No mundo atual, onde a nova ordem é o consumo, os editores
se comportam como gerentes de contas e forçam a literatura a deixar de ser arte
para se transformar numa grande feira. Os livros não são vendidos a preço de
banana, mas passam a ser expostos como produtos vulgares, com capas atraentes
aos olhos, mas de conteúdo duvidoso. Nem autores clássicos, como Machado de
Assis, escapam à sanha do lucro e recebem "traduções" suspeitas na
intenção de se tornarem populares. Ou seja, o mercado editorial subestima seus
leitores e nivela a cultura por baixo.
Recentemente discutiu-se tanto a popularização dos textos de
Machado de Assis que quase alcançamos um tom clichê. A ideia de reimprimir a
obra de Machado objetivando a imposição de um vocabulário simplório, que esteja
ao alcance do público menos letrado, é somente um reflexo de uma literatura
contemporânea açoitada pelas mãos de editoras que escolheram transformar a arte
em cifras lucrativas. Recentemente, a escritora Nélida Piñon afirmou que hoje
publicam o que vende, e não mais a literatura que fica. Está corretíssima. E
qual a literatura que demonstra capacidade de mercadoria no Brasil?
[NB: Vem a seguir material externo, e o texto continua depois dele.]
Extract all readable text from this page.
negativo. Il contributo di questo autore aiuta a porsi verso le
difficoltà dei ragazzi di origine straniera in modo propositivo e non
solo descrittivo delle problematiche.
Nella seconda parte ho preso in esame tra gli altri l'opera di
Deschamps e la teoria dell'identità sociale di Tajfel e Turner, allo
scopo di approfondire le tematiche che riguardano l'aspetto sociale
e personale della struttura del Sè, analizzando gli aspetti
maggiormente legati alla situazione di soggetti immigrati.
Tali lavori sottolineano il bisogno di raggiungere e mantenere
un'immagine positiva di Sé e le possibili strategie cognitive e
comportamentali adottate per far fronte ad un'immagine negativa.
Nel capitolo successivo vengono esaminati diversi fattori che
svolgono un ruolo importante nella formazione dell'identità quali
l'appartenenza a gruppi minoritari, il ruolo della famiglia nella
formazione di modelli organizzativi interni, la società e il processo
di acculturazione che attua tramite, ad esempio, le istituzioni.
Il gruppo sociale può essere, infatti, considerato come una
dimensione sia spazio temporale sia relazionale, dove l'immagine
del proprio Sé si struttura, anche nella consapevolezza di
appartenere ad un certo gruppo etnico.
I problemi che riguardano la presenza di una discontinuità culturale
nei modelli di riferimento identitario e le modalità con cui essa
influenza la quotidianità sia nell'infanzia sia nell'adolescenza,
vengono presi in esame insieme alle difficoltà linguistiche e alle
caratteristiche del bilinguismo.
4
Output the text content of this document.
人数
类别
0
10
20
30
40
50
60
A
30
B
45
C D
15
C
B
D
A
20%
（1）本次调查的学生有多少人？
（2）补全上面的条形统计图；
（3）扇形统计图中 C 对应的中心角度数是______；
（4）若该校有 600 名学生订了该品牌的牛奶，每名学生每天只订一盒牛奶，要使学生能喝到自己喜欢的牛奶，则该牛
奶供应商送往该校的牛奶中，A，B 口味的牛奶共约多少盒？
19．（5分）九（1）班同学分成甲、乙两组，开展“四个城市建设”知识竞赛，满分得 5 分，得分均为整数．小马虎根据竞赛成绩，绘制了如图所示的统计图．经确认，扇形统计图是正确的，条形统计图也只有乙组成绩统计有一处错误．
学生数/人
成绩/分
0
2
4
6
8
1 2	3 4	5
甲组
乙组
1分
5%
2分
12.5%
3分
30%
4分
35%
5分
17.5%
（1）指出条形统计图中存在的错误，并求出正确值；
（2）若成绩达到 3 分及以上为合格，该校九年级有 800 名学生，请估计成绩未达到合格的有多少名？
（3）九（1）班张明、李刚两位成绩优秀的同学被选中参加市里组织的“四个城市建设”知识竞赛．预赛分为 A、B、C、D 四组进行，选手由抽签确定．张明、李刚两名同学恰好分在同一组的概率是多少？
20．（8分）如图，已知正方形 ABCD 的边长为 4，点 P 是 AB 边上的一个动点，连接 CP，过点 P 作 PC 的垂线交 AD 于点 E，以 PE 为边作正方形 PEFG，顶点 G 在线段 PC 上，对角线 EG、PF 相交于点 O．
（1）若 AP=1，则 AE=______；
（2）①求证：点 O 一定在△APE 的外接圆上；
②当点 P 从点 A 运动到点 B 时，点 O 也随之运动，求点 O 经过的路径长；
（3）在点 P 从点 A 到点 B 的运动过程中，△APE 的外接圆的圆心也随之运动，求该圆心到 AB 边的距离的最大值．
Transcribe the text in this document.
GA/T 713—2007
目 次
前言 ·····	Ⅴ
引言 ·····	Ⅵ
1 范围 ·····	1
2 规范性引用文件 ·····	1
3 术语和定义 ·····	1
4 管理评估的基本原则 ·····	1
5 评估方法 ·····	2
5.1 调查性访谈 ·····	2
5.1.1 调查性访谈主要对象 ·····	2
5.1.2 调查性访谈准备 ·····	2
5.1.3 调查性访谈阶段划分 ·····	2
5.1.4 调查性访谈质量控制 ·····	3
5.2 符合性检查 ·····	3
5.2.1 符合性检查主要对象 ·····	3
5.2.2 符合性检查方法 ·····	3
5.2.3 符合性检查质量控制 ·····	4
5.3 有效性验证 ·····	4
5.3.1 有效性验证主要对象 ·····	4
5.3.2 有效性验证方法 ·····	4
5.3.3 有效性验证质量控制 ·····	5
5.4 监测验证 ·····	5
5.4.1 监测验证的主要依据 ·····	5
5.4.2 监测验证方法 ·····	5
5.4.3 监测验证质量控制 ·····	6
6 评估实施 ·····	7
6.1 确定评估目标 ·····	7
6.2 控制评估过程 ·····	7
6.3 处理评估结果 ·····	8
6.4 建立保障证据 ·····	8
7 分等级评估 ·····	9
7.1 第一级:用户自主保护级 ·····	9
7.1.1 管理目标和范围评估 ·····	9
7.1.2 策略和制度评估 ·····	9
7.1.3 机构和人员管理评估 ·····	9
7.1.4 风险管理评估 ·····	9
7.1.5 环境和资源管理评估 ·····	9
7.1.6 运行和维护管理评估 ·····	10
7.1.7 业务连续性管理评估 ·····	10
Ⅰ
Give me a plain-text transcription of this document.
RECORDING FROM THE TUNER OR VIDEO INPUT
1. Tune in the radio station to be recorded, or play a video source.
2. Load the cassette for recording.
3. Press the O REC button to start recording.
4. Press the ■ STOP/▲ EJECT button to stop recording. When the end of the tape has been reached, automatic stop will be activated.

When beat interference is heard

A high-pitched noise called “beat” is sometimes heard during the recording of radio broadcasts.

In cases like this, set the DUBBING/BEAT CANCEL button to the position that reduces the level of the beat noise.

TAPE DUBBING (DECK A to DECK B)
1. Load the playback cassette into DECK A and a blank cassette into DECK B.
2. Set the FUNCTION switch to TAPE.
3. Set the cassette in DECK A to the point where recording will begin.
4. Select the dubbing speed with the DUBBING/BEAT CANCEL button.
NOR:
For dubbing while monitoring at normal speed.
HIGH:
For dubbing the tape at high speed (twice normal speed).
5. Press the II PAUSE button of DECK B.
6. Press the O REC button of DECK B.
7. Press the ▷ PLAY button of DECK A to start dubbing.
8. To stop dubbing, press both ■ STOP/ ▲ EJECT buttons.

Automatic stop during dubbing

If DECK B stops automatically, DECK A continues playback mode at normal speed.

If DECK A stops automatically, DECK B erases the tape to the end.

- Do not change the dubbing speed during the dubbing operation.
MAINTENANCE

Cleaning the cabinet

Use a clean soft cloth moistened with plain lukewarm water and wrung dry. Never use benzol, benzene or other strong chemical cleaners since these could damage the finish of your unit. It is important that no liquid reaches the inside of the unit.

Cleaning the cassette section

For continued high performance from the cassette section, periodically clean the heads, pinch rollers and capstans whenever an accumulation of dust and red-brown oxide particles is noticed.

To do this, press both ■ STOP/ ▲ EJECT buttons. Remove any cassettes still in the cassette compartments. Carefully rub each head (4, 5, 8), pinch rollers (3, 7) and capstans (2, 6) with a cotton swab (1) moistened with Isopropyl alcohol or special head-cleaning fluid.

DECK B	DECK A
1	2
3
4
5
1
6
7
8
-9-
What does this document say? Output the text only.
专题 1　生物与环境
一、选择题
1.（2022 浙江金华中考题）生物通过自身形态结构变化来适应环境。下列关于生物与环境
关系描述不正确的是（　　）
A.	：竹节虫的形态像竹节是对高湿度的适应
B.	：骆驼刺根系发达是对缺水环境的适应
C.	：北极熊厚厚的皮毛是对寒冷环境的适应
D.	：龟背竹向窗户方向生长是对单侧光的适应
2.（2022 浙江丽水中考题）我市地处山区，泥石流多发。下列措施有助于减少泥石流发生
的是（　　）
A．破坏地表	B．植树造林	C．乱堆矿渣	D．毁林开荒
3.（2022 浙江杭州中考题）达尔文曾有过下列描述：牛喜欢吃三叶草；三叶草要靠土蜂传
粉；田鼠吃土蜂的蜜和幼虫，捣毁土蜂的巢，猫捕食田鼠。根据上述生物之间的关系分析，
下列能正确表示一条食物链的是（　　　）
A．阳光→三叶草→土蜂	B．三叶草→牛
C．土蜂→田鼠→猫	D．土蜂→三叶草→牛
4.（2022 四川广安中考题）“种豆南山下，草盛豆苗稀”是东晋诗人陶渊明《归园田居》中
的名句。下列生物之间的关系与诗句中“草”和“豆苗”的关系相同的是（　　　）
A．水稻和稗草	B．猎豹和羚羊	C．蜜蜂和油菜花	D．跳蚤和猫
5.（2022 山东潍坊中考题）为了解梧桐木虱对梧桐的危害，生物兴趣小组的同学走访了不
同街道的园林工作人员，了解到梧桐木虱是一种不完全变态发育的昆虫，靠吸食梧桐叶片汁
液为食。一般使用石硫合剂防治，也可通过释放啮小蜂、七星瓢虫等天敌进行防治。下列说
São os
livros sobre vampiros brasileiros, ficções medievais encarnadas por anjos e
demônios, violência sádica e caricata e romances sobre nada que correm centenas
de páginas descrevendo litorais e personagens sem sal.
O que surpreende é a complacência cúmplice de muitos
críticos com a subliteratura e uma raiva revanchista contra quem imagina poder
atualizar um clássico literário. O Word, a Internet e o analfabetismo funcional
do Brasil abriram espaço para pretensos escritores que produzem em ritmo
industrial, mas pouco se importam com estética, pois estão voltados para os
quinze minutos de fama e buscam o eldorado que os tornem best-sellers. Às
vezes, contam com competentes empresários que abrem as portas da mídia e
transformam o que é oco em celebridade, pois no mercado atual é a celebridade
que vende. Tal realidade nos remete ao arquétipo explicitado no filme "Muito
além do jardim", onde até um suspiro do acéfalo personagem Chance (Peter
Sellers) era interpretado como genial.
Por que hostilizar a tradução populista de Machado e ignorar
os nichos literários criados compostos de livros caricatos, lançados para
conquistar jovens e limitados leitores? Essa é uma discussão que poderia ganhar
amplitude inteligente e está se resumindo a um debate provinciano.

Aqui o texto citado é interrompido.